Adam Michels, yang menulis dari San Francisco, menggambarkan isu ini sebagai kesalahan langkah strategis yang dilakukan Partai Republik. Dia berargumentasi bahwa meskipun menghindari kesalahan langsung atas kenaikan biaya layanan kesehatan mungkin tampak seperti kemenangan bagi Presiden Trump, hal ini pada akhirnya akan membuat anggota parlemen dari Partai Republik menanggung beban kemarahan pemilih ketika iuran pasti melonjak lebih jauh. Michels melihat sebuah pola dalam pendekatan Trump, dengan membandingkan solusinya bagi petani yang terbebani oleh tarif dan keluarga pekerja yang menghadapi biaya asuransi kesehatan – hanya sekedar “membayar” masyarakat dibandingkan mengatasi akar masalahnya.

Mateusz Marcinowski, seorang psikoterapis dari Massachusetts, memberikan gambaran yang lebih mengerikan.
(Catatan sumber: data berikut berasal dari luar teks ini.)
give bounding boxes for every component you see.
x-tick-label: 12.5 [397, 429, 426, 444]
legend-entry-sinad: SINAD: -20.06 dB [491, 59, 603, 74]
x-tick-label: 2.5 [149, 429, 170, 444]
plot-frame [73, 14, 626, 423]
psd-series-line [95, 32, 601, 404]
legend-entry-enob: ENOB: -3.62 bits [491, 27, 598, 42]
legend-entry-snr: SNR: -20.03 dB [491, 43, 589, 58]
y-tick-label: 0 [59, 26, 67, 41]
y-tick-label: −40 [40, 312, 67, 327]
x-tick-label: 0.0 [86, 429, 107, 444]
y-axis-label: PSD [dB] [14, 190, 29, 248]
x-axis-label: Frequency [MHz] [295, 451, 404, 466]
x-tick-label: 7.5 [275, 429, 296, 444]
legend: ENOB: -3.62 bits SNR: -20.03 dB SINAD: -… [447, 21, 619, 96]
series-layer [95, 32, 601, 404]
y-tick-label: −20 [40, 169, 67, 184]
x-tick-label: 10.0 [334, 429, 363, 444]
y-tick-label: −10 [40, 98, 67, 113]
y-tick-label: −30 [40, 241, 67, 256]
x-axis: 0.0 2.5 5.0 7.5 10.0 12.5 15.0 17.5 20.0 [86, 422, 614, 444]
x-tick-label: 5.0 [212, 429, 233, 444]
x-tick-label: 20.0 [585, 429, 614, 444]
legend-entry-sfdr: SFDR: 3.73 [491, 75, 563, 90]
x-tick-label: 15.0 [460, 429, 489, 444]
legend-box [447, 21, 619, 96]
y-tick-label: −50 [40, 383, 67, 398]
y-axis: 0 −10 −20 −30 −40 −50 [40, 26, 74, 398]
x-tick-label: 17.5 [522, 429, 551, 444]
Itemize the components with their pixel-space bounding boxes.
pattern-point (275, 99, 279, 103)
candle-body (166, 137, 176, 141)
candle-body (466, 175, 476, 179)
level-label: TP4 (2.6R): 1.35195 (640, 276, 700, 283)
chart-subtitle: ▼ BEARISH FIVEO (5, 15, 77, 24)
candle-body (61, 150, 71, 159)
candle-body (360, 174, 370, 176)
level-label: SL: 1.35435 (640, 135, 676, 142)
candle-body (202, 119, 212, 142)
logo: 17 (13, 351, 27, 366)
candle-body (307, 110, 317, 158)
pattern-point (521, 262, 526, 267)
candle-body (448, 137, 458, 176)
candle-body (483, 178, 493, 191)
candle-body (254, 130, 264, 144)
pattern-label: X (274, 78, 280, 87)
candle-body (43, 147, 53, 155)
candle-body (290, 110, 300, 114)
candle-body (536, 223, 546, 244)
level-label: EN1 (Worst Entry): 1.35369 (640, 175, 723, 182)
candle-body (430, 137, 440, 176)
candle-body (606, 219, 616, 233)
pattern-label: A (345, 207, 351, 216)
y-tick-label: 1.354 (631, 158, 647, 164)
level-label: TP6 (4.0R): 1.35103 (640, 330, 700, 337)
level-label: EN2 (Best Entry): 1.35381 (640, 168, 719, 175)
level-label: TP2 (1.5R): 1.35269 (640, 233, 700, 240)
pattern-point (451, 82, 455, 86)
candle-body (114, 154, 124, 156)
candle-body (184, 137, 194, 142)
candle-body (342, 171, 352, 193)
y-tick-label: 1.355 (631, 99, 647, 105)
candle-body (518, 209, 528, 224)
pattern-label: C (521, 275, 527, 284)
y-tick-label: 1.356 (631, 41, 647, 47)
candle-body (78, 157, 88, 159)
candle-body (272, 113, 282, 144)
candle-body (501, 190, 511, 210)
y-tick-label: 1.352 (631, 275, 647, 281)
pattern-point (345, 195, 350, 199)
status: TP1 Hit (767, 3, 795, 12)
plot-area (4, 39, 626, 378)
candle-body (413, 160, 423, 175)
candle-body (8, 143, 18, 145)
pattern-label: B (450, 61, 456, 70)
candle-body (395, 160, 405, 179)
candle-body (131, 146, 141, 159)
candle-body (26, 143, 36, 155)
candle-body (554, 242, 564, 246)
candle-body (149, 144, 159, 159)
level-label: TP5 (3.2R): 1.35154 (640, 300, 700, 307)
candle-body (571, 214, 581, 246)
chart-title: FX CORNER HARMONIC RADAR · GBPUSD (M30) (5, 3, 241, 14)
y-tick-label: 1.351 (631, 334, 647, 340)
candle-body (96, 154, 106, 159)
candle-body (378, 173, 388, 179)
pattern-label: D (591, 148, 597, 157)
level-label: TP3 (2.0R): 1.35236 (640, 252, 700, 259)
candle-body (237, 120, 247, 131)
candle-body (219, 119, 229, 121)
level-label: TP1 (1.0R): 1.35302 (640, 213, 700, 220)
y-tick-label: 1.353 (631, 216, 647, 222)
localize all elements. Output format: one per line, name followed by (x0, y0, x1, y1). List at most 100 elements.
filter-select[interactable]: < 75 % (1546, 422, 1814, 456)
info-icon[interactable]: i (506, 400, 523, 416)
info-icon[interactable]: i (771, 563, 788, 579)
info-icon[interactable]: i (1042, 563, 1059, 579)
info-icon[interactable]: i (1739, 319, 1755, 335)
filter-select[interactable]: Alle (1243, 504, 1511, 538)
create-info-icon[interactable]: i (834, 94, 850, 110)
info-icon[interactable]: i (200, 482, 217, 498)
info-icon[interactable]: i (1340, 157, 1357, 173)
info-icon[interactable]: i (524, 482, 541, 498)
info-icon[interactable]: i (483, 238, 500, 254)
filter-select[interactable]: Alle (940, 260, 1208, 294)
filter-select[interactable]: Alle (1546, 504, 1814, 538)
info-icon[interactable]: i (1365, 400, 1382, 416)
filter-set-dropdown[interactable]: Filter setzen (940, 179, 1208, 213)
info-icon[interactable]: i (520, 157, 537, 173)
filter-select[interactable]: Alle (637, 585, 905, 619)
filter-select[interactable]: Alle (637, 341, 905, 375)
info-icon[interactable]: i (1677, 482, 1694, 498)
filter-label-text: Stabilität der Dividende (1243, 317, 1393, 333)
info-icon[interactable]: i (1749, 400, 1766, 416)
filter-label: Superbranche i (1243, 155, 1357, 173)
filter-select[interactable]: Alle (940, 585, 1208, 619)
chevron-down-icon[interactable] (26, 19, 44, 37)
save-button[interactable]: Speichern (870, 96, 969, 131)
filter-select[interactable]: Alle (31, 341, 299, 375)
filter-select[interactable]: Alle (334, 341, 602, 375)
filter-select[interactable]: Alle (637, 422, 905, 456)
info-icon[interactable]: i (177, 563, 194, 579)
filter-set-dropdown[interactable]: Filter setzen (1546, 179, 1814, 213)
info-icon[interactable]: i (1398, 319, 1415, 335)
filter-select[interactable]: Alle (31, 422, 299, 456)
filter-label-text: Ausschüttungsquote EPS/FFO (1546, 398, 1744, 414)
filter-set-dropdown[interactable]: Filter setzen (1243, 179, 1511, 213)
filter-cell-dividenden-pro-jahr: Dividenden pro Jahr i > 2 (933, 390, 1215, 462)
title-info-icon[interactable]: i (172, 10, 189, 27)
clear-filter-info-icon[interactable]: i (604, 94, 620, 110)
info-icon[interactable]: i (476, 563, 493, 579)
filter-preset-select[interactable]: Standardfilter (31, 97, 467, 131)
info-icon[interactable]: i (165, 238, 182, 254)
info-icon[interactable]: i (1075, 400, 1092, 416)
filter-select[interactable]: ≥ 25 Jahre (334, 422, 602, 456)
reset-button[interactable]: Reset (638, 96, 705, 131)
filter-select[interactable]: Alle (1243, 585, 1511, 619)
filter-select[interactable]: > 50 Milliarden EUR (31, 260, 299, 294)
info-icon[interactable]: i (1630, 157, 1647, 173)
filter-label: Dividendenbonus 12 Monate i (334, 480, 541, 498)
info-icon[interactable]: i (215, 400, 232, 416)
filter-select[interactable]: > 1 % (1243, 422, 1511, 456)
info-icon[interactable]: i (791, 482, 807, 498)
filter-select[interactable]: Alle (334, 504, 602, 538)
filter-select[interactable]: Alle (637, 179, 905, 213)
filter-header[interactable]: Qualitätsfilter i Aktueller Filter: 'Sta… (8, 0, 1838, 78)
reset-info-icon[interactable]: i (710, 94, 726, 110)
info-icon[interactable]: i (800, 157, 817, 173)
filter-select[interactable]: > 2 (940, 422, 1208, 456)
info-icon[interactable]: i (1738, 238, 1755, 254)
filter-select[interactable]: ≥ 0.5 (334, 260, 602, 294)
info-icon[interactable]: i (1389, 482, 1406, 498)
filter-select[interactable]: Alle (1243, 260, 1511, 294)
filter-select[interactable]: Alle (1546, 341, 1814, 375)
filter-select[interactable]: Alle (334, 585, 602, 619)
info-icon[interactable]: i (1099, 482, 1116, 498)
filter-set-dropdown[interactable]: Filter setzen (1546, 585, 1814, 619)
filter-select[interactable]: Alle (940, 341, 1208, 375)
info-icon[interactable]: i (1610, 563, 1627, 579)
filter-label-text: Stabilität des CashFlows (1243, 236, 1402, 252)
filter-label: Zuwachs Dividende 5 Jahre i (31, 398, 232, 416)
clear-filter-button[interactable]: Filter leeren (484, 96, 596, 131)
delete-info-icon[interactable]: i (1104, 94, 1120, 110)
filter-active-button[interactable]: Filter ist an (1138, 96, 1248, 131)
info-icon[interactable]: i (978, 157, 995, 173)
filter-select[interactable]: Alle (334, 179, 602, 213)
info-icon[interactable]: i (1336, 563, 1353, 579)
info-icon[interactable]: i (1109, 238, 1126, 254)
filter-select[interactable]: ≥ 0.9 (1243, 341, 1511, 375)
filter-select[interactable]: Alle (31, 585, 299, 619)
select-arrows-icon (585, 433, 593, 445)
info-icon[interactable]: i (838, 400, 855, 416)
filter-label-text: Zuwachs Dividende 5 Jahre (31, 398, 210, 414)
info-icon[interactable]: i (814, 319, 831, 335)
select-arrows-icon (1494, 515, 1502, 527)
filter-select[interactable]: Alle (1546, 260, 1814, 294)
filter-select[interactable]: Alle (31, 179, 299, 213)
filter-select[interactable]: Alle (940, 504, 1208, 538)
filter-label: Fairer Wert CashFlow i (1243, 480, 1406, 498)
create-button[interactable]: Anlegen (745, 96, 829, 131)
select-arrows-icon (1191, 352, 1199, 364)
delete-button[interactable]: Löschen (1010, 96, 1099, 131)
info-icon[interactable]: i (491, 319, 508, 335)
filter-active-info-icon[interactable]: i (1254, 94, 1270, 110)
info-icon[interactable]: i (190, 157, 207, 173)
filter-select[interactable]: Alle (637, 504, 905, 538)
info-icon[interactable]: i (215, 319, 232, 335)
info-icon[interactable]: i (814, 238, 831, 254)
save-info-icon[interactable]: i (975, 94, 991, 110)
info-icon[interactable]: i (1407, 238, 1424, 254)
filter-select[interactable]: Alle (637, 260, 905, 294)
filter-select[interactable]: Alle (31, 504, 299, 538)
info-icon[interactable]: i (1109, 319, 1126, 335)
Ia memperingatkan akan terjadinya “kehancuran layanan kesehatan” di mana jutaan orang bisa kehilangan cakupan asuransi, sehingga semakin meningkatkan biaya bagi mereka yang tetap memiliki asuransi. Ia menekankan kerugian yang harus ditanggung manusia, mengingat bahwa keluarga-keluarga sudah dipaksa untuk memilih antara membayar sewa atau memberikan layanan kesehatan, sebuah situasi yang ia perkirakan akan segera menjadi tidak berkelanjutan.

Surat L. Rigby menawarkan perspektif yang kontras mengenai manuver politik baru-baru ini seputar penutupan pemerintahan, dan menggambarkan keputusan Partai Demokrat untuk memprioritaskan perluasan subsidi kesehatan sebagai tindakan “belas kasih” sebagai tanggapan terhadap dugaan kesediaan Trump untuk membiarkan kelompok rentan menderita.

Kumpulan surat ini menggarisbawahi meningkatnya ketegangan antara kenaikan biaya layanan kesehatan dan kepercayaan masyarakat terhadap kepemimpinan. Apakah hal ini akan menghasilkan perubahan nyata atau malah menambah rasa ketidakpuasan yang lebih dalam, masih harus dilihat.